Same could be said about the internet. Same could be said about hundreds of things.

Anonymous said...

Video games wouldn't be so popular unless there were a social pressure to engage in them. Humanity is becoming more and more boxed in by growing populations. Technology facilitates production and distribution of decreasing amounts of resources. A bi-product of this evolution is that that we no longer know how to independently feed, cloth, and shelter ourselves. Tech even makes it possible for us to engage in warfare without being physically present for it. Unmanned drones are the ultimate video game, albeit where the stakes are real.

So what are individuals supposed to do with all those natural instincts that formed over hundred of thousands of years of evolution? For one, they play fantasy role-playing games on the internet, what else? Whether or not its evil is besides the point.

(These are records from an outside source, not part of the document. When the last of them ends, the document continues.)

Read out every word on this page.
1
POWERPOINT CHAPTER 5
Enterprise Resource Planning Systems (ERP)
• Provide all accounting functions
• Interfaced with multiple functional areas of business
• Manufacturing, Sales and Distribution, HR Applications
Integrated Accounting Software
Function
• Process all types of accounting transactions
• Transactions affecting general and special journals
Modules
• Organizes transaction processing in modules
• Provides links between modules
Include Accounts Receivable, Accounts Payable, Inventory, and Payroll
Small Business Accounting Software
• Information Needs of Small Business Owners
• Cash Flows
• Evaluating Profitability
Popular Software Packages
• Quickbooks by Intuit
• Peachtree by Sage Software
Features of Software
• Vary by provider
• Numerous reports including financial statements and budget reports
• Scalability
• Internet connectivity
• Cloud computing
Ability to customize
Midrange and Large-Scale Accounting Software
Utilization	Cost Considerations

But yes, one of the only ways one can reset the clock on this paradox and actually make a difference, in some small way, is to personally pick up a hoe and use a few of those skills you forgot you had. In the real world rather than in a virtual one. We are all just animals, not gods, remember?

whatevah said...

Yoshiyuki Tomino is evil.

Heck, I think I'm evil....

t m said...

I would argue that 90% of what modern humans engage in today's society could be qualified as "evil" according to this guy's logic.

I still think video games are better than the boobtoob. At least video games are interactive.

Anonymous said...

I learned English from video games. Wouldn't that be deemed a positive and/or a productive byproduct?

Anonymous said...

the yakuza have been known to have some deals with Konami, actually.

still doesnt mean videogames are evil.